= Charlotte Teuber-Weckersdorf =

Austrian university professor

Charlotte M. Teuber-Weckersdorf (1 November 1923 – 16 February 1998) was one of the most important Girl Guides Leader of Austria and an Austrian university professor.

==Family==
Her father was Wilhelm Teuber-Weckersdorf, an Austro-Hungarian officer and educator. He and his brother Emmerich were Scouting pioneers in Austria. In 1909 Wilhelm started one of the first Scouting activities in Austria in a military school in Straß. He served as Chief Scout of the Österreichischer Pfadfinderbund from 1937 until Scouting was banned after the Anschluss in 1938, after World War II he served as Honorary Chief Scout of the Austrian Boy Scouts from 1949 until his death. He was instrumental in the reorganization of Scouting and Guiding after World War II in Austria. So he also served as President of the Girl Guides in Salzburg.

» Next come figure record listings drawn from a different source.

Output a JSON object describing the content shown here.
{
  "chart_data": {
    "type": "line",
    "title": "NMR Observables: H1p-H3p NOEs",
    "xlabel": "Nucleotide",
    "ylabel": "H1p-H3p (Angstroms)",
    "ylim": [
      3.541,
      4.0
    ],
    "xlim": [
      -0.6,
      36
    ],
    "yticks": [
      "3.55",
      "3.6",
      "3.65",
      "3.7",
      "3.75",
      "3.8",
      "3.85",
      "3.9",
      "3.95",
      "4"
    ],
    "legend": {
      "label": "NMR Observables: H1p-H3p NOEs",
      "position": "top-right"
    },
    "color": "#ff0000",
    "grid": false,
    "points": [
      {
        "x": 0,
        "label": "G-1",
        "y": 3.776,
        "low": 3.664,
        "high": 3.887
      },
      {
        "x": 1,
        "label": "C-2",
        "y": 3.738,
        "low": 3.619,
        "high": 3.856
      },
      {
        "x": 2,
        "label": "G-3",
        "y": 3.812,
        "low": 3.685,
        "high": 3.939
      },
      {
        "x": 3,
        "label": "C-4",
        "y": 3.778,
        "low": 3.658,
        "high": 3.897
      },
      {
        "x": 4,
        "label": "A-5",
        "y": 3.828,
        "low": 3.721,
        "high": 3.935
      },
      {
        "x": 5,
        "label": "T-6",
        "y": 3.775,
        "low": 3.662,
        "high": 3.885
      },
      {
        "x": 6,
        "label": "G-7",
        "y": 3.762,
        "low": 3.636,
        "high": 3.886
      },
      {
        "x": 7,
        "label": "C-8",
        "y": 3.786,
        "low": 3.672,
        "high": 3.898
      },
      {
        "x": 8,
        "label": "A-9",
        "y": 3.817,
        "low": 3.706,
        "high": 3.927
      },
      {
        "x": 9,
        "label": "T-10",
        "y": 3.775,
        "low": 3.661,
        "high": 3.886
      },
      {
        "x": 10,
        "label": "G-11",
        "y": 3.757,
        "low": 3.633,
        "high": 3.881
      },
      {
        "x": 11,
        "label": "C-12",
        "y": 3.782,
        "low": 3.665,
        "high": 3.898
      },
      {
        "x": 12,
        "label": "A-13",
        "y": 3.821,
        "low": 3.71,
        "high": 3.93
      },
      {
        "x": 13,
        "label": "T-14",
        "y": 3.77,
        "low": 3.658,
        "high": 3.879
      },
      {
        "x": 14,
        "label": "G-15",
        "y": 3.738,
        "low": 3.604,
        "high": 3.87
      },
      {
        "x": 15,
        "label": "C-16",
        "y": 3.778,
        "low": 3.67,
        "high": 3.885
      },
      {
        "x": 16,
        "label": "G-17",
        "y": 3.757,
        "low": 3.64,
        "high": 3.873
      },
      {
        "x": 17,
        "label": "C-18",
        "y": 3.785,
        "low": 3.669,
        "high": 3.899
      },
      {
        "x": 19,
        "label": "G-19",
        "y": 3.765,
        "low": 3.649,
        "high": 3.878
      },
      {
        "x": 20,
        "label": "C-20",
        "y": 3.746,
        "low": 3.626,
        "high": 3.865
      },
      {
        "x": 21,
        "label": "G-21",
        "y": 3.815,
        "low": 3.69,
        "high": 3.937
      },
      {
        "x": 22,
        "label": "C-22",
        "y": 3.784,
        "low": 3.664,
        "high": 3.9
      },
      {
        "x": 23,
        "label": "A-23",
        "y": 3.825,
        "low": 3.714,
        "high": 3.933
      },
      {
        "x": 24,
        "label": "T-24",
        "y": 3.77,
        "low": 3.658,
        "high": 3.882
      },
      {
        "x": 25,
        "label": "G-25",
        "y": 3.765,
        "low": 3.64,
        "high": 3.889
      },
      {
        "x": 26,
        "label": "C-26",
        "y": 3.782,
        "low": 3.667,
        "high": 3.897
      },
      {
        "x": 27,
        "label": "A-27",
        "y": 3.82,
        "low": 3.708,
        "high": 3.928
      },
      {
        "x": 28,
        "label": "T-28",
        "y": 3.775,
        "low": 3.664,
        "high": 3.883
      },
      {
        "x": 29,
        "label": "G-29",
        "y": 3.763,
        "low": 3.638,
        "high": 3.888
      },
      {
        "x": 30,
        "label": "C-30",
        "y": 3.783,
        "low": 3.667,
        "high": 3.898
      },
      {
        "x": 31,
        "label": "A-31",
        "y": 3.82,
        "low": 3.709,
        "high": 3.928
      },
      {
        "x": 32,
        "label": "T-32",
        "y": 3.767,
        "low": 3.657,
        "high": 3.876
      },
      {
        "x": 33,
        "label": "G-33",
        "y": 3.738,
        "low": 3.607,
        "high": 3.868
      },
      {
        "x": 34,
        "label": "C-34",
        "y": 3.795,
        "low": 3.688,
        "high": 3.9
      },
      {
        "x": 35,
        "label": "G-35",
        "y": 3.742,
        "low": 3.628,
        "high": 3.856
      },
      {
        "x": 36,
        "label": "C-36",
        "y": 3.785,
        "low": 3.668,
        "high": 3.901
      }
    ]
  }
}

Her mother Irma was born a Jagitsch and Charlotte had one brother named Emmerich.

Her family was catholic-conservative and against Nazism. Her father and her uncle Emmerichwere arrested after the Anschluss.

==Education and career==
In 1938 Charlotte was not allowed to attend the Gymnasium anymore, because of her pro-Austrian catholic-conservative beliefs and family. During World War II she served within the German Red Cross. In 1945 she took general qualification exams for the university entrance and studied Archaeology and History of art in Innsbruck. In 1956 she took her degrees. She studied Political Science in Harvard and made her master's degree in 1960 and her PhD in 1973. Between 1960 and 1973 she was also a college teacher.
From 1982 to 1992 she taught as a visiting professor in the Institute of Political Science of the University of Vienna and worked also after 1992 with students in Vienna. She also worked with the United Nations.

==Girl Guides==
Because of her father and uncle she soon got involved in Girl Guides. In 1945 she was an important figure in the rebirth of Guiding first in Salzburg and later throughout Austria. In November 1945 she took part in the 1st World Youth Conference in London, where she met several Scout and Guide leaders. In August 1946 she was the leader of the first Austrian Guiders training after World War II in Vorarlberg. In April 1949 Charlotte was responsible for a Leaders training in Innsbruck. She served as International Commissioner of the Austrian Girl Guides. From 1951 to 1957 she served as Austrian Chief Guide. During the 7th World Scout Jamboree and the World Scout Conference in Salzburg Charlotte met Olave Baden-Powell.
After the Hungarian Revolution in 1956 she worked with Austrian Ranger and Guiders in the refugee camp in Traiskirchen.